CoWoP (Chip on Wafer on PCB): A highly disruptive approach that eliminates the organic substrate entirely, bonding the chip-interposer assembly directly to a high-density PCB. This simplifies the supply chain but requires breakthroughs in ultra-fine-pitch PCB manufacturing.
🎯 Market Analysis
The choice among these technologies will have profound implications for supply chains and sourcing strategies. CoWoS, despite its limitations, will remain the default for high-risk, flagship products where proven performance and reliability are paramount. For less time-sensitive, high-volume applications, CoPoS and glass-core substrates present compelling alternatives, particularly as their production matures and costs decrease. CoWoP, while still in the conceptual stage, represents a potential long-term solution for cost-sensitive systems, but its success hinges on the concurrent advancement of PCB manufacturing capabilities.

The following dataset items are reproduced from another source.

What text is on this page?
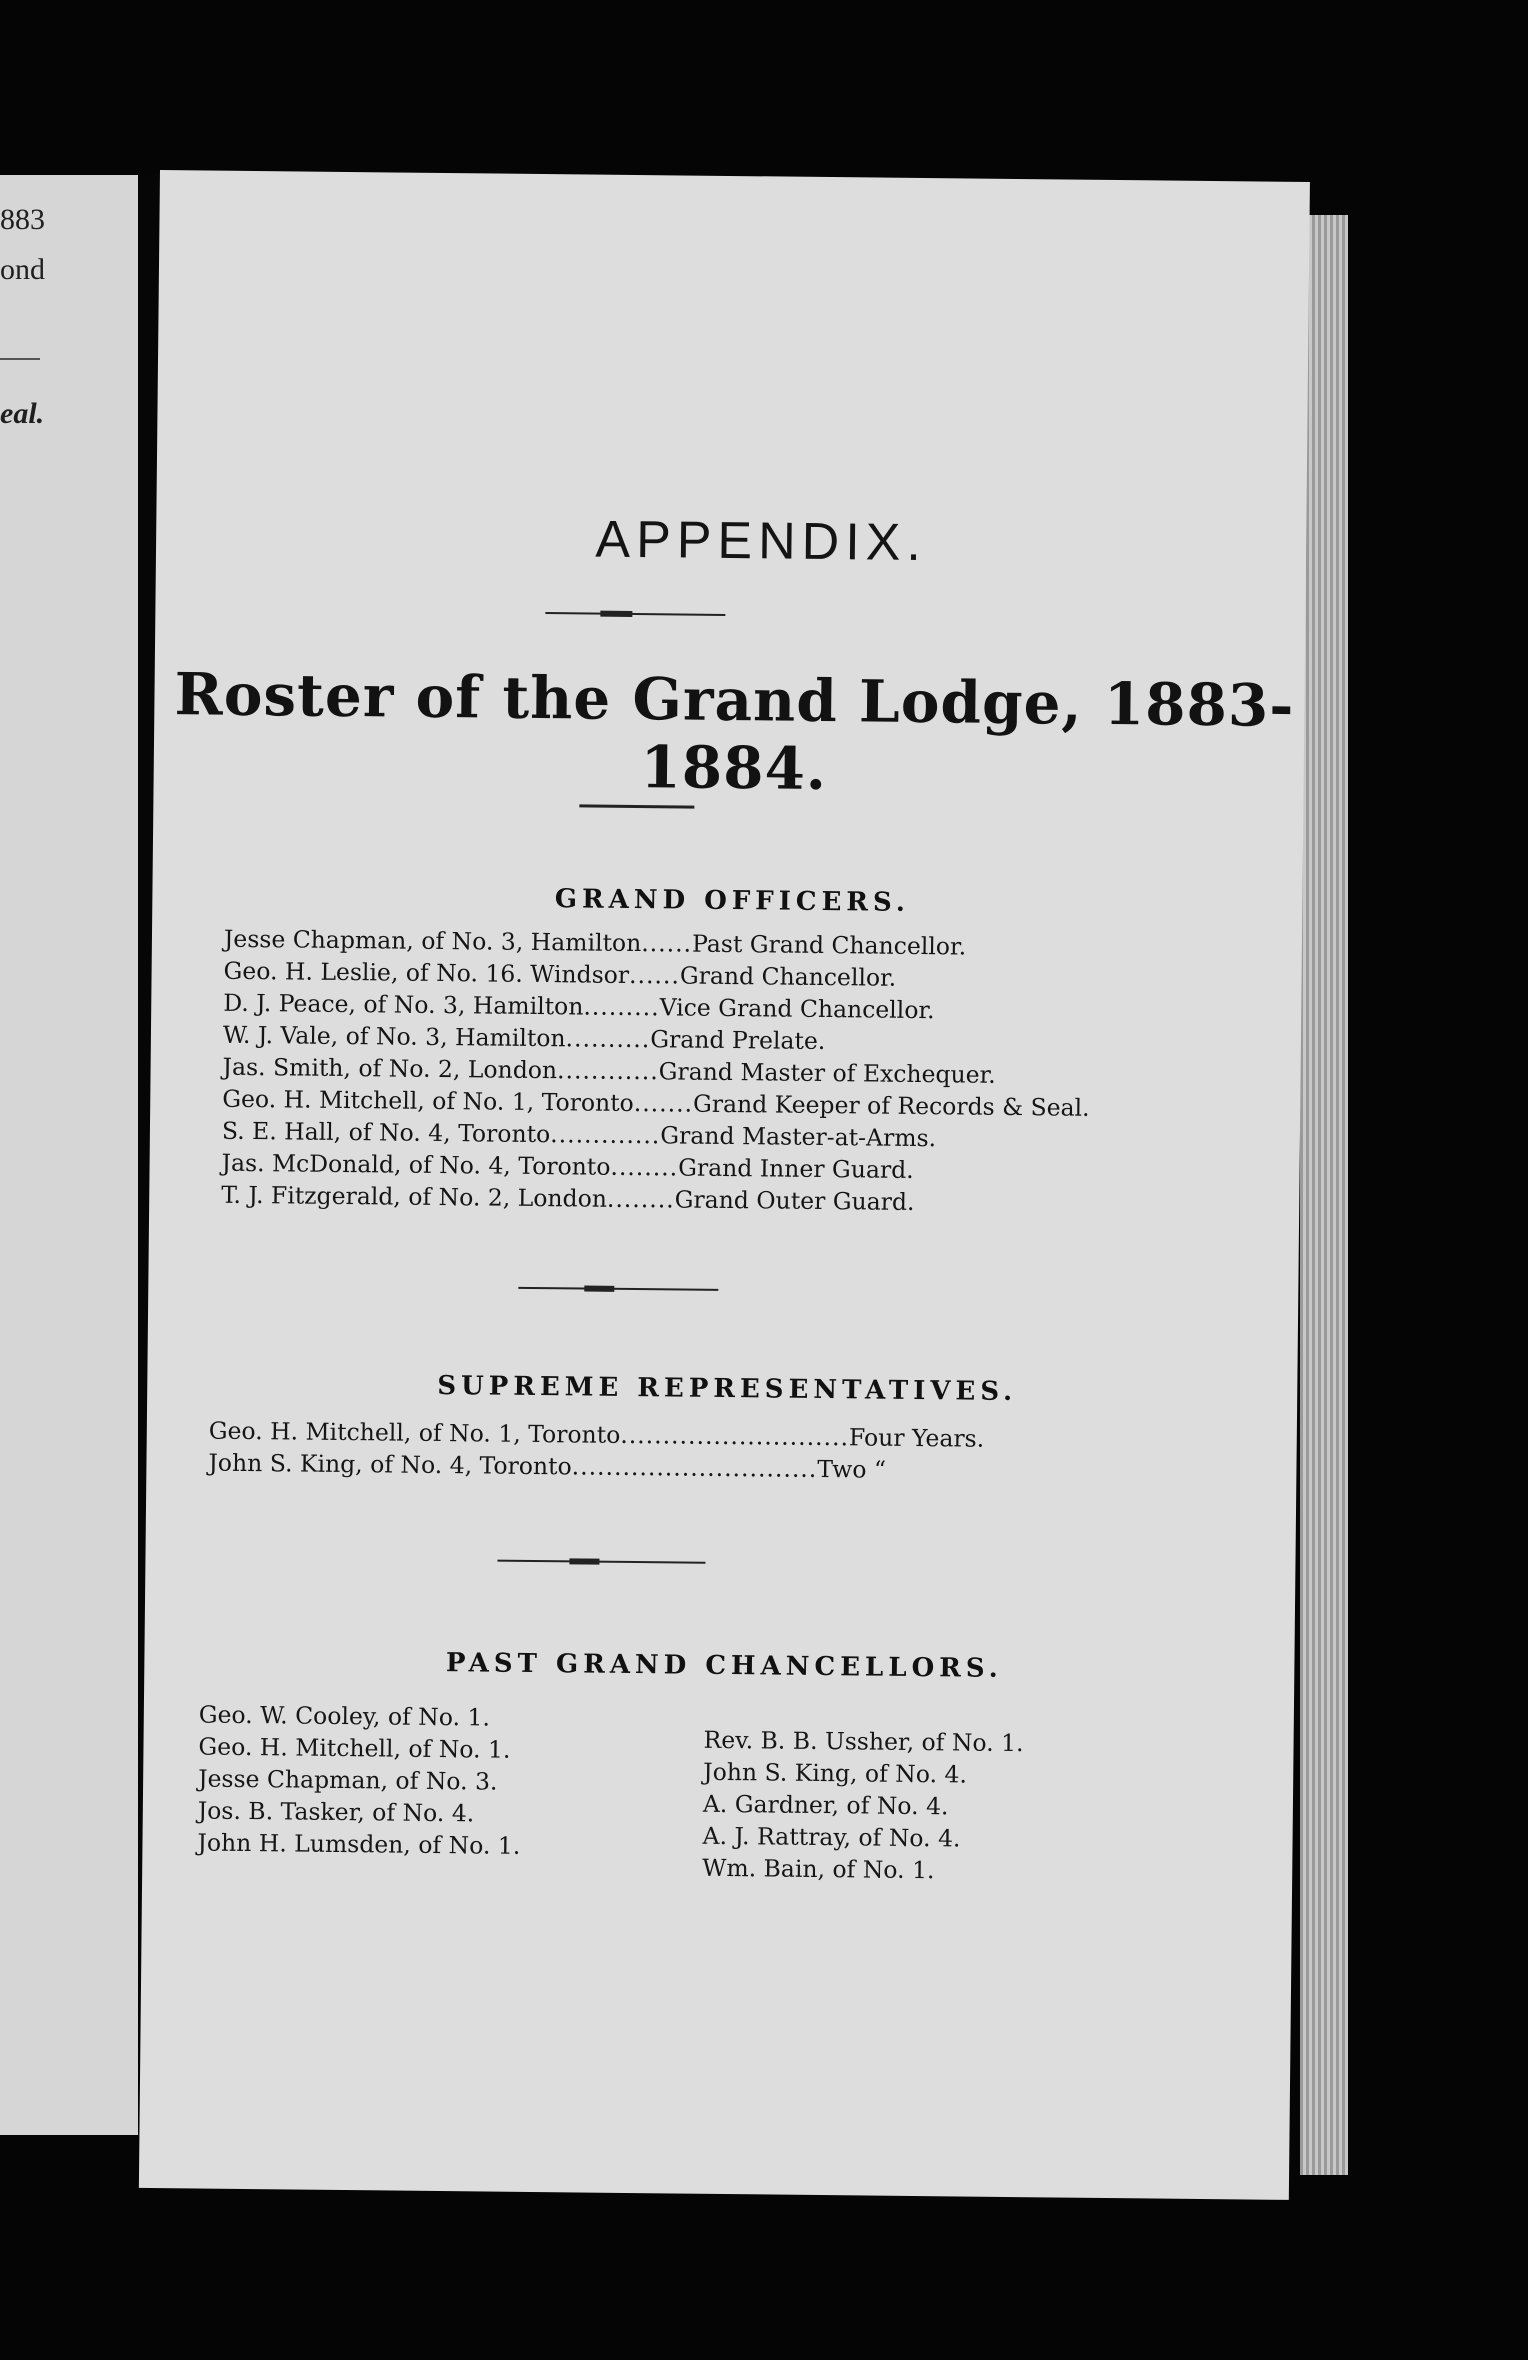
883
ond
eal.
APPENDIX.
Roster of the Grand Lodge, 1883-1884.
GRAND OFFICERS.
Jesse Chapman, of No. 3, Hamilton......Past Grand Chancellor.
Geo. H. Leslie, of No. 16. Windsor......Grand Chancellor.
D. J. Peace, of No. 3, Hamilton.........Vice Grand Chancellor.
W. J. Vale, of No. 3, Hamilton..........Grand Prelate.
Jas. Smith, of No. 2, London............Grand Master of Exchequer.
Geo. H. Mitchell, of No. 1, Toronto.......Grand Keeper of Records & Seal.
S. E. Hall, of No. 4, Toronto.............Grand Master-at-Arms.
Jas. McDonald, of No. 4, Toronto........Grand Inner Guard.
T. J. Fitzgerald, of No. 2, London........Grand Outer Guard.
SUPREME REPRESENTATIVES.
Geo. H. Mitchell, of No. 1, Toronto...........................Four Years.
John S. King, of No. 4, Toronto.............................Two “
PAST GRAND CHANCELLORS.
Geo. W. Cooley, of No. 1.
Geo. H. Mitchell, of No. 1.
Jesse Chapman, of No. 3.
Jos. B. Tasker, of No. 4.
John H. Lumsden, of No. 1.
Rev. B. B. Ussher, of No. 1.
John S. King, of No. 4.
A. Gardner, of No. 4.
A. J. Rattray, of No. 4.
Wm. Bain, of No. 1.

OEMs and EMS providers face significant sourcing risks. CoWoS capacity is already constrained, and demand is projected to outpace supply for the foreseeable future. This bottleneck necessitates early engagement with foundries and OSATs to secure allocations. For emerging technologies like CoPoS and glass-core substrates, establishing relationships with panel and substrate manufacturers is crucial for accessing early production volumes. A diversified portfolio strategy is essential, with flagship products on CoWoS and mid-range products on newer technologies to hedge against supply disruptions and cost volatility.
💡 Recommendations
To navigate this complex landscape, engineering and procurement teams should adopt a proactive, multi-pronged approach. First, design interfaces to be agnostic to the underlying packaging technology, avoiding assumptions that lock a design into a single, potentially bottlenecked process. Second, conduct early system-level simulations comparing thermal, mechanical, and electrical performance across CoWoS, CoPoS, glass-core, and CoWoP stacks to identify viable paths and true bottlenecks before finalizing a design. Third, cultivate broad relationships across the entire supply chain—from wafer foundries to PCB manufacturers—to gain visibility and flexibility in a rapidly evolving ecosystem. 👇 By embracing these strategies, companies can turn the packaging inflection point from a constraint into a competitive advantage, ensuring their systems are both high-performing and resilient to market shifts.